Weigh-in: 1.5lbs Loss
I’ve been working up to this post for days. I’ve had a horrible week, between a lack of smoking and making a bad choice as far as WWs goes. I can only attribute my 1.5 lbs to the fact that I’ve had a reasonably good week running-wise and have enjoyed all my runs apart from the Fearsome Fartlek.
I’m now 6 weeks from race day, and am enjoying 10-mile long runs, and fast 5ks , with a slow 7-miler chucked in for good measure on the advice of IM. What I’m still failing to remotely enjoy is the hill/Fartlek session. My performance is improving (I can actually adhere to the pace changes now) but I don’t get any satisfaction out of it, and I’m proper knackered at the end. I mean really done in. This week I got absolutely drenched halfway in, and by the time I finished I had no idea whether I was soaked in sweat or rainwater – I was quite glad I hadn’t had music with me, or headphones/musical device would have been a bin job.
There were positives to come out of this, however. Due to the driving rain I couldn’t see my watch, so had no idea of my heart rate or pace, which made me concentrate more on my pace changes and how I felt my perceived effort levels were. Teamed with having no music, I spent the session ‘naked’ and completely focused on my effort, form and breathing. I’ll definitely be doing this again and have decided not to run the race with earphones in.
I’ve made it to two weeks of abstinence. My first day back at work was stressful, (new surroundings, new people and new cows!) and the dairyman smoked in front of me. I didn’t know whether to hug him or choke him. It smelled SO GOOD. I also did what I used to do with food when I was stressed- binge. On the way home, I caught myself doing the familiar thing of looking for somewhere to stop, but this time to buy cigarettes and matches, not food. Funny how some habits stay the same?

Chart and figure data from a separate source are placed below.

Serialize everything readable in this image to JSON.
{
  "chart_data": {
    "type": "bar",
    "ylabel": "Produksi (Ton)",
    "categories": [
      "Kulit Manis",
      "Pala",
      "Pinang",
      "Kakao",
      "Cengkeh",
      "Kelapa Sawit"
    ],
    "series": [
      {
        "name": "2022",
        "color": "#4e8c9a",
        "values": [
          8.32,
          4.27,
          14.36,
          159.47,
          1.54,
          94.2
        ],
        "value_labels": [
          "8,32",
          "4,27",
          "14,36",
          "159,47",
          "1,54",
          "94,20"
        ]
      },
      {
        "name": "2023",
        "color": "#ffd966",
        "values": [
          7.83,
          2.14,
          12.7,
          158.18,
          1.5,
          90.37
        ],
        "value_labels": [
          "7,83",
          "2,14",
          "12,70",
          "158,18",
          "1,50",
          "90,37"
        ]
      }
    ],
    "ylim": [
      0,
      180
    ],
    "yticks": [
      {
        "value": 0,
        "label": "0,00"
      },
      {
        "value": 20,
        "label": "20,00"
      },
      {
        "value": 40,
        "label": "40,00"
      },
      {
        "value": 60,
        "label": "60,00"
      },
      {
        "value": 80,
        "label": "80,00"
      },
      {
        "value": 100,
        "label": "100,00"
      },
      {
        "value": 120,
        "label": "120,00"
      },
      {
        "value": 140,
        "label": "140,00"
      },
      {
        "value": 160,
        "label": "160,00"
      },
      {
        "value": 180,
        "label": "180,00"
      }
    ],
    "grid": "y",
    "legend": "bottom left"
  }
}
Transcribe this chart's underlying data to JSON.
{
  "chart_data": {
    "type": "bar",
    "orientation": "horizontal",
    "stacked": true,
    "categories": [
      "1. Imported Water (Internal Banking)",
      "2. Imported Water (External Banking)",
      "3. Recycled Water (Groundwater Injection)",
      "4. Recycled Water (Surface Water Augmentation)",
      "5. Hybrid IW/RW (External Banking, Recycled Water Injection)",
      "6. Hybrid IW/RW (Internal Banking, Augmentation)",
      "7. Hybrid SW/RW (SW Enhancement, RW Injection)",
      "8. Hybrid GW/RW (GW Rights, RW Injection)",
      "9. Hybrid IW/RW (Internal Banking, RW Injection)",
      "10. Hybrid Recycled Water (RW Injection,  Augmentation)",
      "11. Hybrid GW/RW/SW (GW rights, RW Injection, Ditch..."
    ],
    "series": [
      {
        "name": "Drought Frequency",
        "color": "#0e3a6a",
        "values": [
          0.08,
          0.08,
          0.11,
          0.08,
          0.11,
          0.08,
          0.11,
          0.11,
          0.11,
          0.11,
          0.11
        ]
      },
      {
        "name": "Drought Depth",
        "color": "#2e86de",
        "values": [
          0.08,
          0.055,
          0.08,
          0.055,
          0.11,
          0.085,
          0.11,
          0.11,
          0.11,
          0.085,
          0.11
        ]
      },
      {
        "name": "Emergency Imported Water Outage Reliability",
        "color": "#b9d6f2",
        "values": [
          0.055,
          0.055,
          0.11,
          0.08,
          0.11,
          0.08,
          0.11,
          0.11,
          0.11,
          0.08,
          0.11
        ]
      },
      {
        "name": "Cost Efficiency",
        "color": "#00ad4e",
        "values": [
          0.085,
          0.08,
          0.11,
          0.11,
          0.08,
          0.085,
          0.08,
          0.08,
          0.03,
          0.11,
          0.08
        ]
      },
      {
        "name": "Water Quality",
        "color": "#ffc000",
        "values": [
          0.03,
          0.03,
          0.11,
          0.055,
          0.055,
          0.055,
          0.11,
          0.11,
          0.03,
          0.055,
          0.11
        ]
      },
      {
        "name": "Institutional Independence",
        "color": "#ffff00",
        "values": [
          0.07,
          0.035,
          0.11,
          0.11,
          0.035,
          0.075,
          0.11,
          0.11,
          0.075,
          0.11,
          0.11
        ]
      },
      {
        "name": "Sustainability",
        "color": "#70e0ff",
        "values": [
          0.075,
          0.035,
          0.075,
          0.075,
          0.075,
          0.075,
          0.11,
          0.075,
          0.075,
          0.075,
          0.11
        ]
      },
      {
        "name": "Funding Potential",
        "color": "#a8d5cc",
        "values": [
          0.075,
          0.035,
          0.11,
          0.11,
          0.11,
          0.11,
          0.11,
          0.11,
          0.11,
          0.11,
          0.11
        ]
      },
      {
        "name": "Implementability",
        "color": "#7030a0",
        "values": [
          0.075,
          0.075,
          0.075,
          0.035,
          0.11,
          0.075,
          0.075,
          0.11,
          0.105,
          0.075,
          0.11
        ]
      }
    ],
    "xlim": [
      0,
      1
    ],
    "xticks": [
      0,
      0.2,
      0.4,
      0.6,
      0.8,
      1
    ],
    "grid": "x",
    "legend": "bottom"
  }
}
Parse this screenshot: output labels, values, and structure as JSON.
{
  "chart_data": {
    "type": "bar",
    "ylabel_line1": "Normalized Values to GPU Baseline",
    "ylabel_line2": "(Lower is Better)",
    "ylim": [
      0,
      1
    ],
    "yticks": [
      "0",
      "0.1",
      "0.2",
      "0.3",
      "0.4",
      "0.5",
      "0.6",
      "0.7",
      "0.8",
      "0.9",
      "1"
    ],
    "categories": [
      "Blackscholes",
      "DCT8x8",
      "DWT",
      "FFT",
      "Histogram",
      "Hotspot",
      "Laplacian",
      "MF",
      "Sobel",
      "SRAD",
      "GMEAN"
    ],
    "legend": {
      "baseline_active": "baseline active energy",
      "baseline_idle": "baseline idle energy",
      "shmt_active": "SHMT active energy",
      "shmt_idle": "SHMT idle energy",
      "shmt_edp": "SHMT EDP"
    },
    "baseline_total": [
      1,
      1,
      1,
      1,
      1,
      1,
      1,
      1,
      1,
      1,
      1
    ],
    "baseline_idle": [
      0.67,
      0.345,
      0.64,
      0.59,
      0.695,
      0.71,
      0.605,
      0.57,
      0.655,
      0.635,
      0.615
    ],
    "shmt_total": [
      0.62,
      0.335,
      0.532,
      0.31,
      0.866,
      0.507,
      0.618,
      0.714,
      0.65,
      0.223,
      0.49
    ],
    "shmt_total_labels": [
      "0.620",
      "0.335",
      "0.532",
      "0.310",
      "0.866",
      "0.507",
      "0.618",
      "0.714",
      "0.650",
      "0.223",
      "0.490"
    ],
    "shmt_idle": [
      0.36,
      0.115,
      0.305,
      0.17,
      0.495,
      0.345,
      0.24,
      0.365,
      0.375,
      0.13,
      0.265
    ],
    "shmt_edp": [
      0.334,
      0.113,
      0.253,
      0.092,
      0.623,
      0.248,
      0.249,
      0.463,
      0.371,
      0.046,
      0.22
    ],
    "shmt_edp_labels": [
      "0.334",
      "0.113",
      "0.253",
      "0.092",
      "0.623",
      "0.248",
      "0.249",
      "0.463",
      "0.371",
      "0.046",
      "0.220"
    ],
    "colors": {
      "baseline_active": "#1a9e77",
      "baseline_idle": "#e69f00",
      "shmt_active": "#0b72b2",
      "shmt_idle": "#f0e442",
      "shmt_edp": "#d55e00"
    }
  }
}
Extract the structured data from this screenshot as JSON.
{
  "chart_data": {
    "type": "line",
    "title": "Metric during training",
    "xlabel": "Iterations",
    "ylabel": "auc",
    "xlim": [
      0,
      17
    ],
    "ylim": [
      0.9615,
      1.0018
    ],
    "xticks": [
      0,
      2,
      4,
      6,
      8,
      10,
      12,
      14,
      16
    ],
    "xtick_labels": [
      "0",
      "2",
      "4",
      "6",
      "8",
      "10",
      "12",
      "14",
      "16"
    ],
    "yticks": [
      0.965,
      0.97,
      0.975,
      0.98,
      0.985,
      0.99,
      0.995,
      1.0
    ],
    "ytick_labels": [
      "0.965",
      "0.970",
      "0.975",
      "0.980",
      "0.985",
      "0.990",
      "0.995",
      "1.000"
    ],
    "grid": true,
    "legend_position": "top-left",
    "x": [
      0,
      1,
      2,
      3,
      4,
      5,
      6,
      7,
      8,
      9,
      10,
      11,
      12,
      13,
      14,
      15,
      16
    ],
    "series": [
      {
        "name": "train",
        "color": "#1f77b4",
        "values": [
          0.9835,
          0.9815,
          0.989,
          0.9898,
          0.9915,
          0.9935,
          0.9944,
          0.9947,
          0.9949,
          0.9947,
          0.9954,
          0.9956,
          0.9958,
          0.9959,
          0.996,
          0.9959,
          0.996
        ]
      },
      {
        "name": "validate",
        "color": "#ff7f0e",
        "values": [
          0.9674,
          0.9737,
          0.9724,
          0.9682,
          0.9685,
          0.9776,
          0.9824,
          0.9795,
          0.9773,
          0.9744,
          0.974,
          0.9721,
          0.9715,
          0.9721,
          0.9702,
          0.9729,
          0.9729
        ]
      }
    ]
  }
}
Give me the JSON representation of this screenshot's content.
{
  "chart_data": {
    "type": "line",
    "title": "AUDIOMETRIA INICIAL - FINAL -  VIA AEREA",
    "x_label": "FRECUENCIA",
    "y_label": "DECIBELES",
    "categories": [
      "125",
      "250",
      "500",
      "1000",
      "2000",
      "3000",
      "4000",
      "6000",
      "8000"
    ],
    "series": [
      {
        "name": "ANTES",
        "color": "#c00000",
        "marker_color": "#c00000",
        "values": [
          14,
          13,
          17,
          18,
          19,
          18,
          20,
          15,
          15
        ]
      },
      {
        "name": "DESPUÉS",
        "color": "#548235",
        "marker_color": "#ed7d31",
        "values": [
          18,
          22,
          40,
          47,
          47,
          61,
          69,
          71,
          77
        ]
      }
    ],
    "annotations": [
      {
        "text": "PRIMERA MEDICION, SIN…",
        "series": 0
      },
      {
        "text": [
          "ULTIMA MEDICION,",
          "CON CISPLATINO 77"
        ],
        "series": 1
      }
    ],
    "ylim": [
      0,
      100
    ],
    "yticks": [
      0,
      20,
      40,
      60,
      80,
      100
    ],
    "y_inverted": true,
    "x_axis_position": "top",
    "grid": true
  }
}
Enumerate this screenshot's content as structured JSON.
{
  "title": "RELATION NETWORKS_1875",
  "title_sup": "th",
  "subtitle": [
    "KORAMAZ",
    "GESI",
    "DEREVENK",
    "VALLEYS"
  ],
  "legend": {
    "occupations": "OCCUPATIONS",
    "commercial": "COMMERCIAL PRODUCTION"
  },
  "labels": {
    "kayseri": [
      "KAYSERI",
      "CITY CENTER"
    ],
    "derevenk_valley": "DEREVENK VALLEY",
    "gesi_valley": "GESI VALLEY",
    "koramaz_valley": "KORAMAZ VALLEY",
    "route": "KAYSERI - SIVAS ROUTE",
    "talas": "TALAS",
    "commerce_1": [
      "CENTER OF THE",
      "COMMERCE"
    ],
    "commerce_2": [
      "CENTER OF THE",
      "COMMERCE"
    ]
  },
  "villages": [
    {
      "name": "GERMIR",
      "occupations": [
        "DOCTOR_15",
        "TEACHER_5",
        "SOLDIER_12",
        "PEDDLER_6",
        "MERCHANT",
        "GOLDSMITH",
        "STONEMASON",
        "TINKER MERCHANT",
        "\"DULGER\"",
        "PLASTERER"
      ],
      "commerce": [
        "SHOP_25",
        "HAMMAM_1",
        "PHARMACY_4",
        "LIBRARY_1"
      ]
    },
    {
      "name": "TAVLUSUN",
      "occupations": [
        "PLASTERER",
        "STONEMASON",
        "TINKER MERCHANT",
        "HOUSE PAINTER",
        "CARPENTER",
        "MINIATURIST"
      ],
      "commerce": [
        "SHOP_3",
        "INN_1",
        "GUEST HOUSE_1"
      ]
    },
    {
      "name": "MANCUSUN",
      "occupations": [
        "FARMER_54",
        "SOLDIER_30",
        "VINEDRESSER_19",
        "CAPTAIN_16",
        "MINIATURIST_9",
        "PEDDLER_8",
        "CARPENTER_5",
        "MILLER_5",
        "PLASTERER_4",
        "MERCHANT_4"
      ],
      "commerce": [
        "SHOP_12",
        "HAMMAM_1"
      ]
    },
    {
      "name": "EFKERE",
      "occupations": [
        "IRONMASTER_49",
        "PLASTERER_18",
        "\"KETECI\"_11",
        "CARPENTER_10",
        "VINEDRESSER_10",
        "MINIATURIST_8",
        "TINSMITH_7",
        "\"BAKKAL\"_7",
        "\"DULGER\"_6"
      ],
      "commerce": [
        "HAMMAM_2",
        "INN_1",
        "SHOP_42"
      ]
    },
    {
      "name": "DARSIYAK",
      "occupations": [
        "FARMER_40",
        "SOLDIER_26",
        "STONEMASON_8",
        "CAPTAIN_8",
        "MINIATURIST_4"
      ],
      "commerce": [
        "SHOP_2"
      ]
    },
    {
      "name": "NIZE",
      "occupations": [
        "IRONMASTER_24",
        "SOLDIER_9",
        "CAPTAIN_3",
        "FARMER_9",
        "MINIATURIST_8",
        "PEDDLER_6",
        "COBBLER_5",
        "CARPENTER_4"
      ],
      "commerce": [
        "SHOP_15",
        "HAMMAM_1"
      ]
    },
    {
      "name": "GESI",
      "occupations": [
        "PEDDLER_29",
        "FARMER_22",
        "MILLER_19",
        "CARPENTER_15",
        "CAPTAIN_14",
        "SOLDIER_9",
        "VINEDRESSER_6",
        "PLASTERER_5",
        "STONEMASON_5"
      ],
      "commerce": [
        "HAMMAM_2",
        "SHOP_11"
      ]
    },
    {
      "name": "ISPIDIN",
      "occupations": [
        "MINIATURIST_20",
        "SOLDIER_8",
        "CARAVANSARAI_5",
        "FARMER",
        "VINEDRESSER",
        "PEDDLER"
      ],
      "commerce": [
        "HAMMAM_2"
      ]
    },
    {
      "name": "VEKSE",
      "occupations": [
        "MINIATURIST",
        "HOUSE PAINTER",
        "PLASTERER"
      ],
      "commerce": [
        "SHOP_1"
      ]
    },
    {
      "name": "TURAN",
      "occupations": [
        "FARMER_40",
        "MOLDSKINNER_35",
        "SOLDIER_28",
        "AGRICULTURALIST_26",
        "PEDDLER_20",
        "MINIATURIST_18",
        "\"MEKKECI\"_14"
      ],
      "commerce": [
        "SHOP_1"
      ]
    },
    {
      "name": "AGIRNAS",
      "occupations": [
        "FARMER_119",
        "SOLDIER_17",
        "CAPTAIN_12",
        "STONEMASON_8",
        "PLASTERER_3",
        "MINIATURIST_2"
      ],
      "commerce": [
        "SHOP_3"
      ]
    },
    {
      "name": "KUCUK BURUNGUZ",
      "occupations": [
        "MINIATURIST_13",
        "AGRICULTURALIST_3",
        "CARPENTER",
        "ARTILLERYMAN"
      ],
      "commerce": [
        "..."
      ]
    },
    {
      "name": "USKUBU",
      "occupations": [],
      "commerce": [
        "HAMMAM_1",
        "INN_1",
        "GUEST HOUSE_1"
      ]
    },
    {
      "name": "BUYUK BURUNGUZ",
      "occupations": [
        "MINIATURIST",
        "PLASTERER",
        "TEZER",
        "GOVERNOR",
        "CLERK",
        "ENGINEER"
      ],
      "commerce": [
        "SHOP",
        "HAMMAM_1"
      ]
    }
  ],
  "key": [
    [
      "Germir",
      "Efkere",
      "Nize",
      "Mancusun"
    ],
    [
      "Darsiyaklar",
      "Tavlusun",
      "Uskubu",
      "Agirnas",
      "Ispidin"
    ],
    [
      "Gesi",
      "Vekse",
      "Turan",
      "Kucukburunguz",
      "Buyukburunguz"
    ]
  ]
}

I sped home in quick time, and was so relieved to be in the house. At home is a ‘safe’ place now, as there are no temptations and I feel no urge to smoke when I’m in the house. I realised that I’ve kind of been ‘hiding’ at home to stay away from cigarettes and that I’m going to have to integrate myself back into society at some point. I suppose work will be the first step.
I still can’t admit that I feel any ‘healthier’ for stopping, but that will take time. My sense of smell is improving, and I’ve also found out I actually don’t like Doritos! I’ve only ever eaten cheese Doritos as a smoker, and I’ve always loved them. I now realise that they have a horrible, artificial aftertaste and they ain’t all that. Being pretty hefty in ProPoints, I suppose this is a good thing! So my taste buds must be returning to their former glory too……..
Oh man. This has been tough. LOVING my Saturday weekly class, so nice to have a regular meeting. I was given the option of Simple Start at my meeting- a two-week programme to give the weight-loss a great start to the New Year. I looked through it, and it smacked of Healthy and Filling. I do not like Healthy and Filling. I have no mechanism in my brain that tells me I’m full. At my heaviest, I’d eat until I was gagging and sometimes until I was physically sick. I need the portion control of weighing and measuring and counting ProPoints. With simple start, you can eat as much as you want from a restricted food list, and are allowed two little treats a day.
My leader persuaded me to give it a go, and as you can see, I lost weight this week. I did say I was going to see it through the full two weeks. I’m not. And here’s why:
Yep, I lost 1.5 lbs. Great. First week back after a holiday? You are kidding, right? My first week of WWs I lost 8lbs. I’ve always been a person that loses a lot the first week back. Last return after a holiday I’d put on 6 lbs and took it straight back off again in a week. What happened this week was not normal, especially since I ran nearly 30 miles this week. I know my body, and this tells me I overate all week.
More importantly, I worried all week about food. It took over my life. I couldn’t sleep for worrying and trying to justify what I’d eaten to myself. Today I went back to pro pointing. I’m going to try and salvage what’s left of my week and stick to what works for me. There is no point ( hah! That was actually an unintended pun) in trying to do something that makes you uncomfortable and miserable.
I also felt deprived. Flora on my crumpet is a ‘treat’? Get out. If I have a pint of beer I can’t have any flora? Stop it. For the first time in YEARS I felt as if I was on a diet. Restricted. I know it is only meant as a temporary measure, but I’d really like the last week and a half of my life back and to be able to ProPoint from the first day- I can say for sure I’d have seen a better loss at the scales this week and I wouldn’t be trying to salvage what’s left of this week.
I’m glad I tried, and I know now that if I get fed up counting, weighing and measuring that I can have a H &F day once in a while and it’s not going to derail my efforts, but it’s not going to be a regular gig for me.
Do what’s right for you, folks- it’s good to mix things up a bit, but go with your instinct- it’s probably right.